Theo angkat bahu. "Awalnya dia memang menyebalkan, tapi ... cobalah mengenalnya, Zellen. Kau pasti tak akan menyangka dengan perangainya."

Kekehan Theo membuat alis Zellen berkerut bingung. "Maksudmu?"

"Yah, bagaimana, ya." Theo mengaitkan jari-jarinya dibelakang kepala. "Aku memang belum mengenalnya betul, tapi sepertinya ia bukan orang jahat. Maksudku ... hei, kau harus tahu kalau ia merasa malu saat memanggil orang dengan nama depannya. Mungkin ia tak biasa akrab dengan siapapun. Dan ... yah, pasti ada penyebab kenapa ia bersikap dingin dengan kita."

Zellen tertegun. "Seperti ... trauma masa lalu, mungkin?"

Theo menoleh ke arah Zellen, dan mengangguk. "Bisa jadi."

Suasana hening sesaat. Mereka tinggal tiga langkah lagi dari pintu asrama.

"Karena itu aku tak menjauhinya," ujar Theo. "Malah, aku ingin berteman dengannya."

"Wah, Theo Zword. Kau baik hati sekali," kata Zellen—tak sepenuhnya memuji. Theo tertawa kecil. Sesaat kemudian ekspresi wajahnya berubah, namun Zellen tak menyadarinya karena ia sudah masuk ke dalam asrama.

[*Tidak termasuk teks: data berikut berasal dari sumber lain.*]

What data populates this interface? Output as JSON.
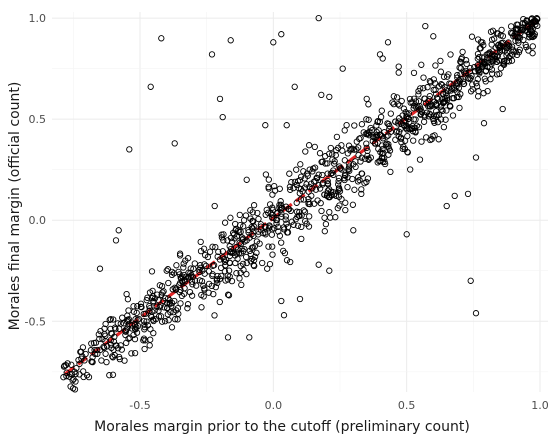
{
  "chart_data": {
    "type": "scatter",
    "title": "",
    "xlabel": "Morales margin prior to the cutoff (preliminary count)",
    "ylabel": "Morales final margin (official count)",
    "xlim": [
      -0.83,
      1.03
    ],
    "ylim": [
      -0.85,
      1.03
    ],
    "x_ticks": [
      -0.5,
      0.0,
      0.5,
      1.0
    ],
    "x_tick_labels": [
      "-0.5",
      "0.0",
      "0.5",
      "1.0"
    ],
    "y_ticks": [
      -0.5,
      0.0,
      0.5,
      1.0
    ],
    "y_tick_labels": [
      "-0.5",
      "0.0",
      "0.5",
      "1.0"
    ],
    "grid": true,
    "legend": "none",
    "colors": {
      "points": "#000000",
      "fit_line": "#e31a1c",
      "grid": "#ebebeb"
    },
    "fit_line": {
      "x": [
        -0.78,
        0.99
      ],
      "y": [
        -0.76,
        0.99
      ]
    },
    "outliers": [
      {
        "x": -0.42,
        "y": 0.9
      },
      {
        "x": -0.46,
        "y": 0.66
      },
      {
        "x": -0.54,
        "y": 0.35
      },
      {
        "x": -0.37,
        "y": 0.38
      },
      {
        "x": -0.23,
        "y": 0.82
      },
      {
        "x": -0.16,
        "y": 0.89
      },
      {
        "x": -0.2,
        "y": 0.6
      },
      {
        "x": -0.19,
        "y": 0.51
      },
      {
        "x": 0.03,
        "y": 0.92
      },
      {
        "x": 0.0,
        "y": 0.88
      },
      {
        "x": 0.08,
        "y": 0.66
      },
      {
        "x": 0.17,
        "y": 1.0
      },
      {
        "x": 0.18,
        "y": 0.62
      },
      {
        "x": 0.21,
        "y": 0.61
      },
      {
        "x": 0.05,
        "y": 0.47
      },
      {
        "x": -0.03,
        "y": 0.47
      },
      {
        "x": 0.26,
        "y": 0.75
      },
      {
        "x": 0.4,
        "y": 0.82
      },
      {
        "x": 0.41,
        "y": 0.8
      },
      {
        "x": 0.43,
        "y": 0.88
      },
      {
        "x": 0.47,
        "y": 0.76
      },
      {
        "x": 0.47,
        "y": 0.73
      },
      {
        "x": 0.57,
        "y": 0.96
      },
      {
        "x": 0.6,
        "y": 0.91
      },
      {
        "x": -0.58,
        "y": -0.05
      },
      {
        "x": -0.59,
        "y": -0.1
      },
      {
        "x": -0.65,
        "y": -0.24
      },
      {
        "x": -0.12,
        "y": -0.32
      },
      {
        "x": -0.27,
        "y": -0.37
      },
      {
        "x": -0.17,
        "y": -0.58
      },
      {
        "x": -0.09,
        "y": -0.58
      },
      {
        "x": 0.04,
        "y": -0.47
      },
      {
        "x": 0.03,
        "y": -0.4
      },
      {
        "x": 0.1,
        "y": -0.39
      },
      {
        "x": 0.17,
        "y": -0.22
      },
      {
        "x": 0.21,
        "y": -0.25
      },
      {
        "x": 0.5,
        "y": -0.07
      },
      {
        "x": 0.65,
        "y": 0.07
      },
      {
        "x": 0.68,
        "y": 0.12
      },
      {
        "x": 0.73,
        "y": 0.13
      },
      {
        "x": 0.76,
        "y": 0.31
      },
      {
        "x": 0.76,
        "y": -0.46
      },
      {
        "x": 0.74,
        "y": -0.3
      },
      {
        "x": 0.79,
        "y": 0.48
      },
      {
        "x": 0.86,
        "y": 0.55
      },
      {
        "x": 0.33,
        "y": 0.13
      },
      {
        "x": 0.27,
        "y": 0.05
      },
      {
        "x": -0.33,
        "y": -0.2
      },
      {
        "x": -0.4,
        "y": -0.25
      },
      {
        "x": 0.06,
        "y": 0.23
      },
      {
        "x": 0.12,
        "y": 0.34
      },
      {
        "x": -0.1,
        "y": 0.2
      },
      {
        "x": 0.35,
        "y": 0.6
      },
      {
        "x": 0.55,
        "y": 0.3
      },
      {
        "x": 0.62,
        "y": 0.4
      },
      {
        "x": 0.3,
        "y": -0.05
      },
      {
        "x": -0.22,
        "y": 0.07
      }
    ],
    "main_cloud": {
      "n": 1150,
      "x_range": [
        -0.79,
        0.99
      ],
      "slope": 0.985,
      "intercept": -0.005,
      "spread": 0.075
    }
  }
}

Meskipun posisi kami sama—sama-sama 'orang terakhir', tapi sebenarnya ada banyak hal yang membedakan kami.

~The Bonds~

Malam ini langit mendung. Angin kencang mulai bertiup, mendorong awan hitam agar segera menutupi rembulan dan bintang-bintang yang sedang bersinar. Orang-orang sudah terlelap, bersiap untuk menyambut hari esok. Meski begitu, ada beberapa orang yang masih terjaga. Ada yang masih terjaga karena pekerjaan, insomnia, atau sekadar bermain. Ada juga yang saat ini sedang berjalan pelan dan hati-hati memasuki Asrama Timur.

Orang itu berjalan menuju salah satu kamar anak lelaki di Asrama Timur. Ia memastikan tidak ada orang yang melihatnya. Kemudian ia membuka pintu perlahan dan menutupnya kembali. Orang itu berjalan pelan menghampiri salah satu kasur. Kasur yang ditiduri Theo. Orang itu memandang Theo sejenak, lalu menjulurkan tangan ke arah mulut Theo. Ia membekapnya.

Theo refleks terbangun. Ia terkejut mendapati seseorang menutup mulutnya. Ketika hendak melawan, ia mendengar suara, "sst!". Theo segera menatap orang yang menutup mulutnya. Kepala sekolah?!

Razazel meletakkan jari telunjuk di depan bibirnya. Ia mengisyaratkan untuk diam. Sesaat kemudian, ia menarik tangannya. Theo segera duduk dan menatap tak percaya.

"Apa yang Anda lakukan?" tanya Theo pelan. Ia masih tak menyangka kepala sekolah menyelinap ke kamarnya ditengah malam dan membangunkannya dengan cara membekapnya. Razazel tak menjawab. Ia memberi isyarat agar Theo mengikutinya. Theo yang kebingungan segera menyusul Razazel.

Apa? Apa yang terjadi? Ada apa? Ini mimpi? Theo mencubit lengannya, dan mengerang pelan. Tidak, ini nyata!